Hubo un tiempo, en mis inicios como cineasta y productor, en el que opté por no enviar mis películas a festivales. Pensaba —de forma ingenua y soberbia— que no debía participar de la competitividad por los premios. Era un gesto propio de quien desconoce el verdadero valor de los festivales. Con el tiempo cambié de opinión. Comprendí que, más allá de las alfombras rojas, los festivales son, en muchos casos, el único lugar donde cierto cine tiene cabida, donde es visto, celebrado y debatido en las mejores condiciones posibles, y donde los autores se encuentran con su público (y viceversa).
Un territorio sin festivales de cine es un terreno desnutrido para la creación cinematográfica. Son espacios esenciales no solo para formar a los públicos del mañana, sino también para que el talento emergente descubra nuevas formas de producir, crear y compartir. Son lugares donde se encuentra la tribu, donde nacen vínculos y proyectos que, con suerte, germinan en colaboraciones futuras.

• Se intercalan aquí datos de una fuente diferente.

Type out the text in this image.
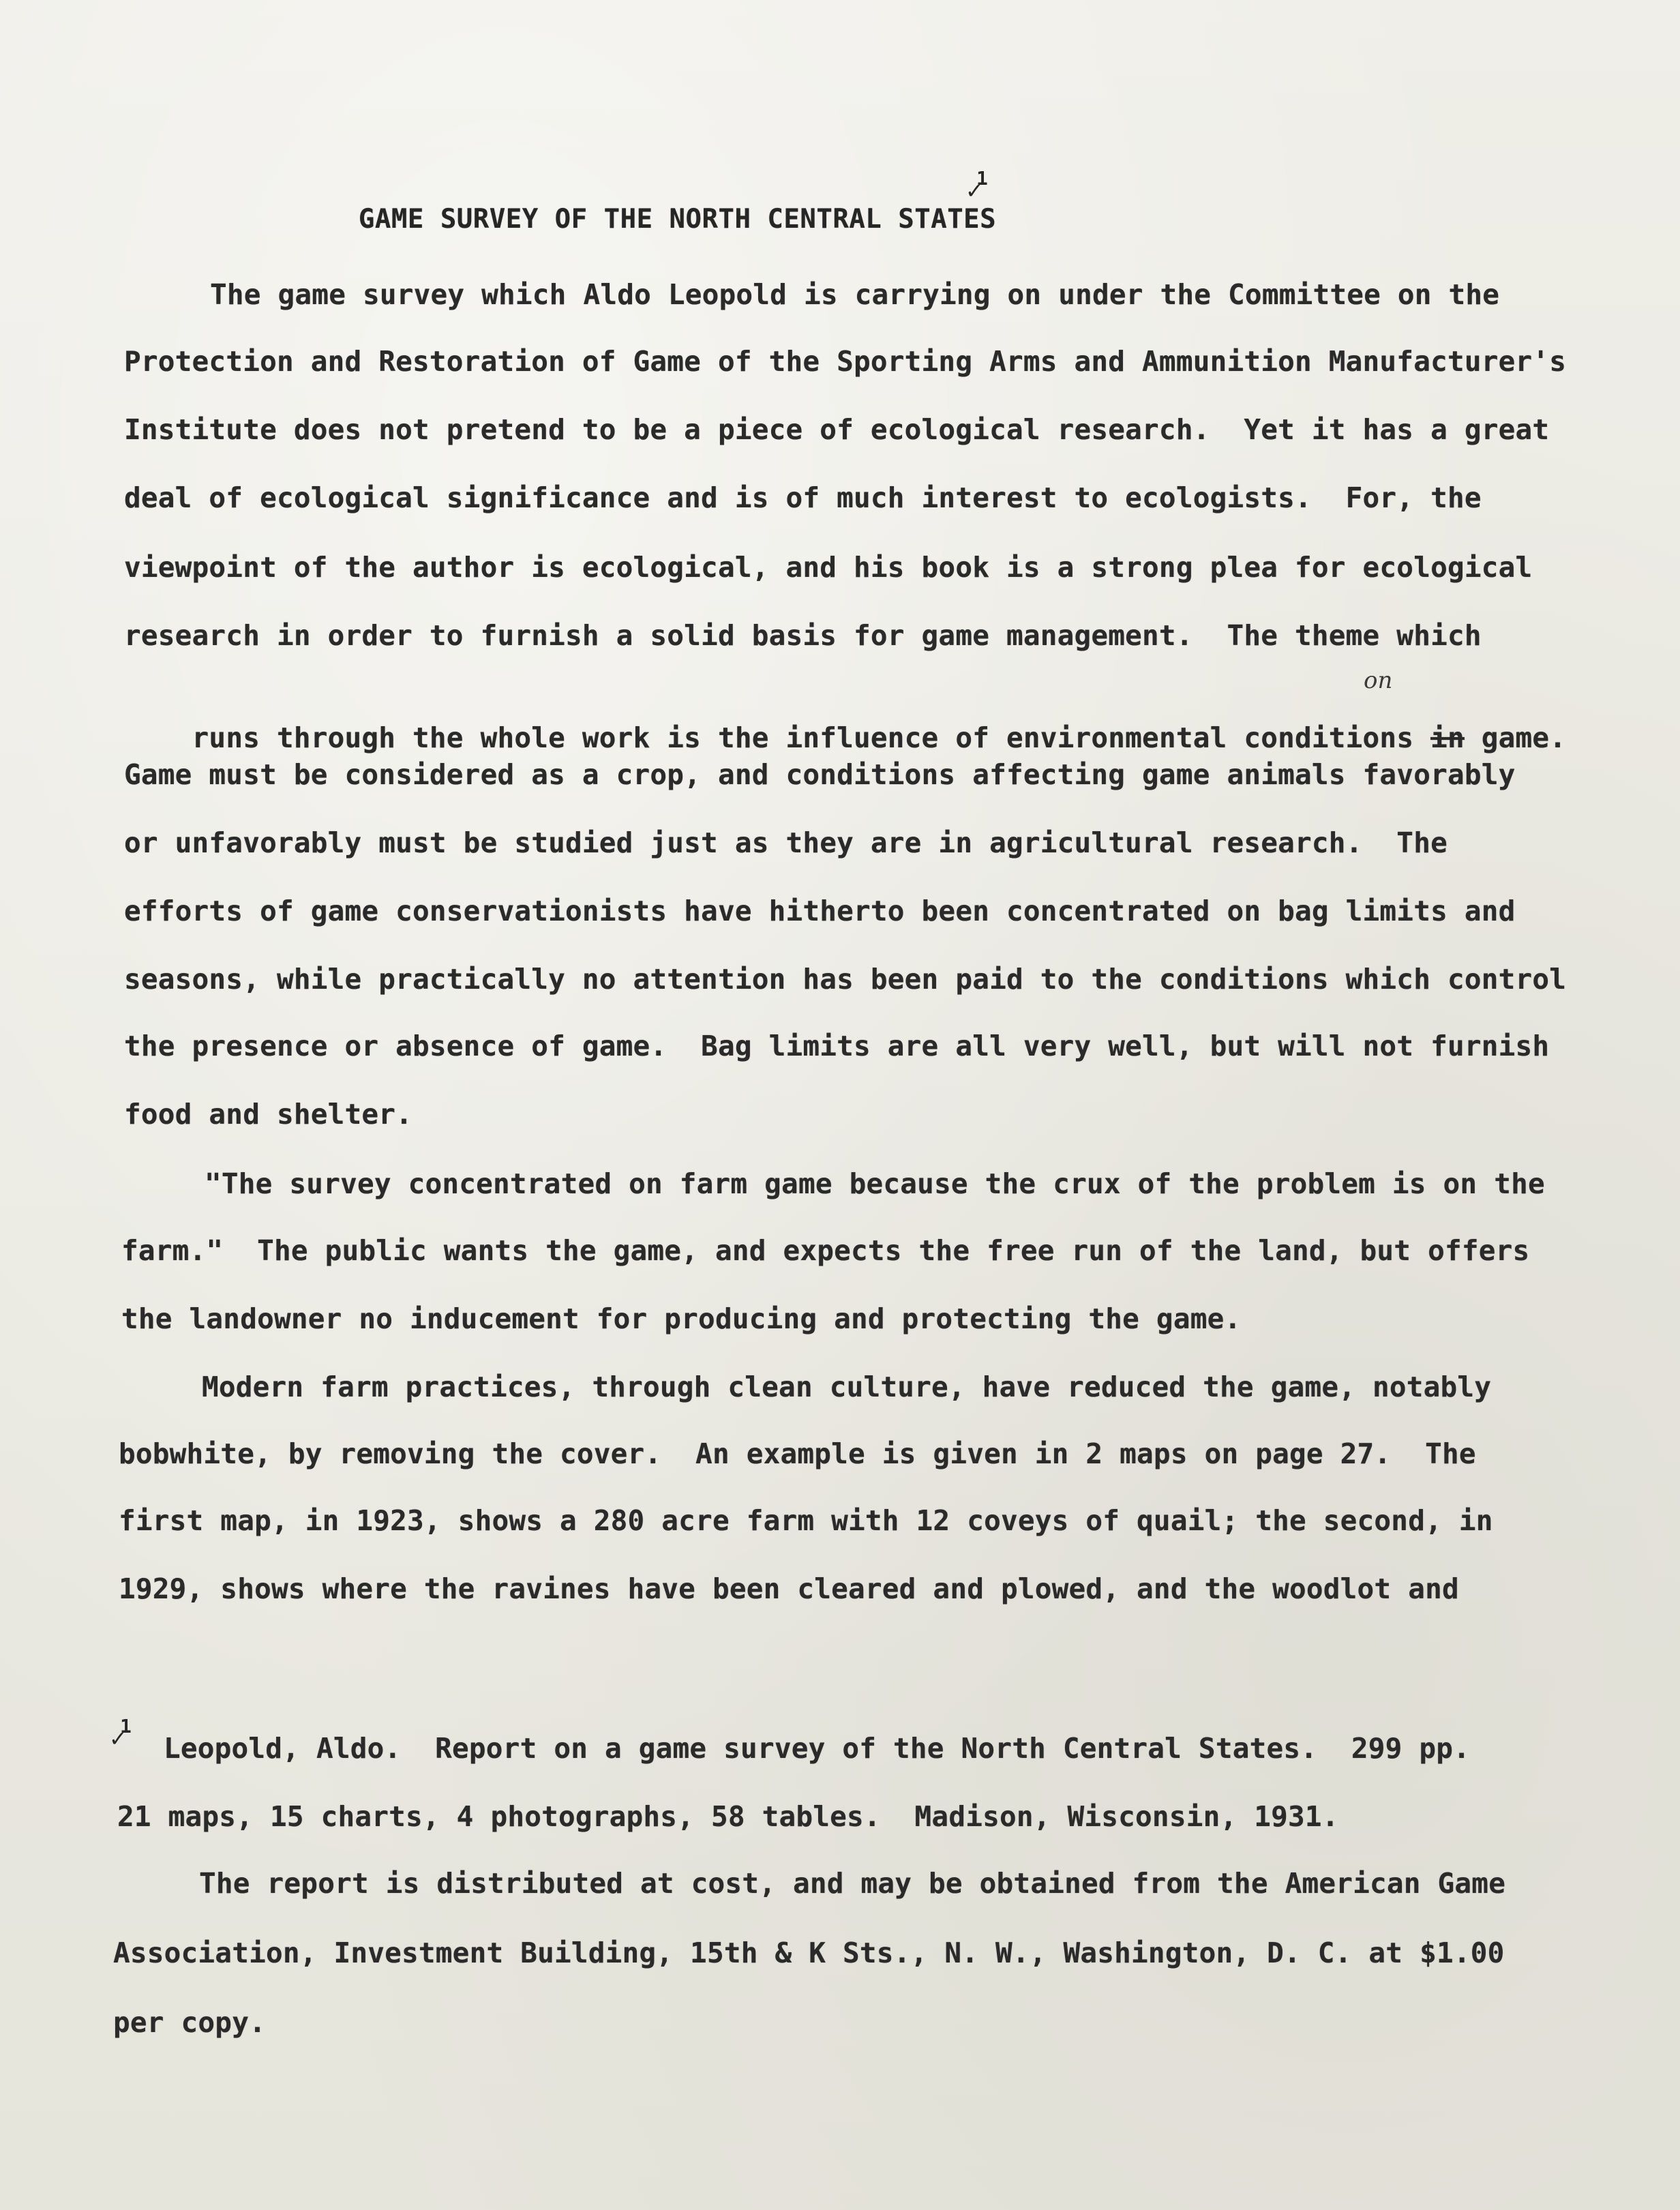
GAME SURVEY OF THE NORTH CENTRAL STATES

✓
1
The game survey which Aldo Leopold is carrying on under the Committee on the
Protection and Restoration of Game of the Sporting Arms and Ammunition Manufacturer's
Institute does not pretend to be a piece of ecological research.  Yet it has a great
deal of ecological significance and is of much interest to ecologists.  For, the
viewpoint of the author is ecological, and his book is a strong plea for ecological
research in order to furnish a solid basis for game management.  The theme which

runs through the whole work is the influence of environmental conditions in game.

on
Game must be considered as a crop, and conditions affecting game animals favorably
or unfavorably must be studied just as they are in agricultural research.  The
efforts of game conservationists have hitherto been concentrated on bag limits and
seasons, while practically no attention has been paid to the conditions which control
the presence or absence of game.  Bag limits are all very well, but will not furnish
food and shelter.
"The survey concentrated on farm game because the crux of the problem is on the
farm."  The public wants the game, and expects the free run of the land, but offers
the landowner no inducement for producing and protecting the game.
Modern farm practices, through clean culture, have reduced the game, notably
bobwhite, by removing the cover.  An example is given in 2 maps on page 27.  The
first map, in 1923, shows a 280 acre farm with 12 coveys of quail; the second, in
1929, shows where the ravines have been cleared and plowed, and the woodlot and
✓
1
Leopold, Aldo.  Report on a game survey of the North Central States.  299 pp.
21 maps, 15 charts, 4 photographs, 58 tables.  Madison, Wisconsin, 1931.
The report is distributed at cost, and may be obtained from the American Game
Association, Investment Building, 15th & K Sts., N. W., Washington, D. C. at $1.00
per copy.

Como cineastas y productores locales, cargamos con dos lastres: celebramos poco los logros de nuestro cine y a menudo valoramos más los festivales lejanos que los que suceden cerca de casa. Vale la pena recordar que tan titánico es levantar una película como lo es mantener un festival independiente vivo, muchas veces con apoyos institucionales insuficientes. Aprovecho el inminente inicio de la 15ª edición del Atlàntida en Mallorca para reivindicar el papel esencial de estos espacios en la profesionalización del sector, la democratización de la creación y la inspiración de nuevos talentos. Y también para algo más fundamental: el sentimiento de pertenencia, tan necesario en una sociedad cada vez más encerrada tras la pantalla pequeña.
Agendémonos tiempo para reencontrarnos. Celebrar nuestro cine también es cuidarnos entre nosotros.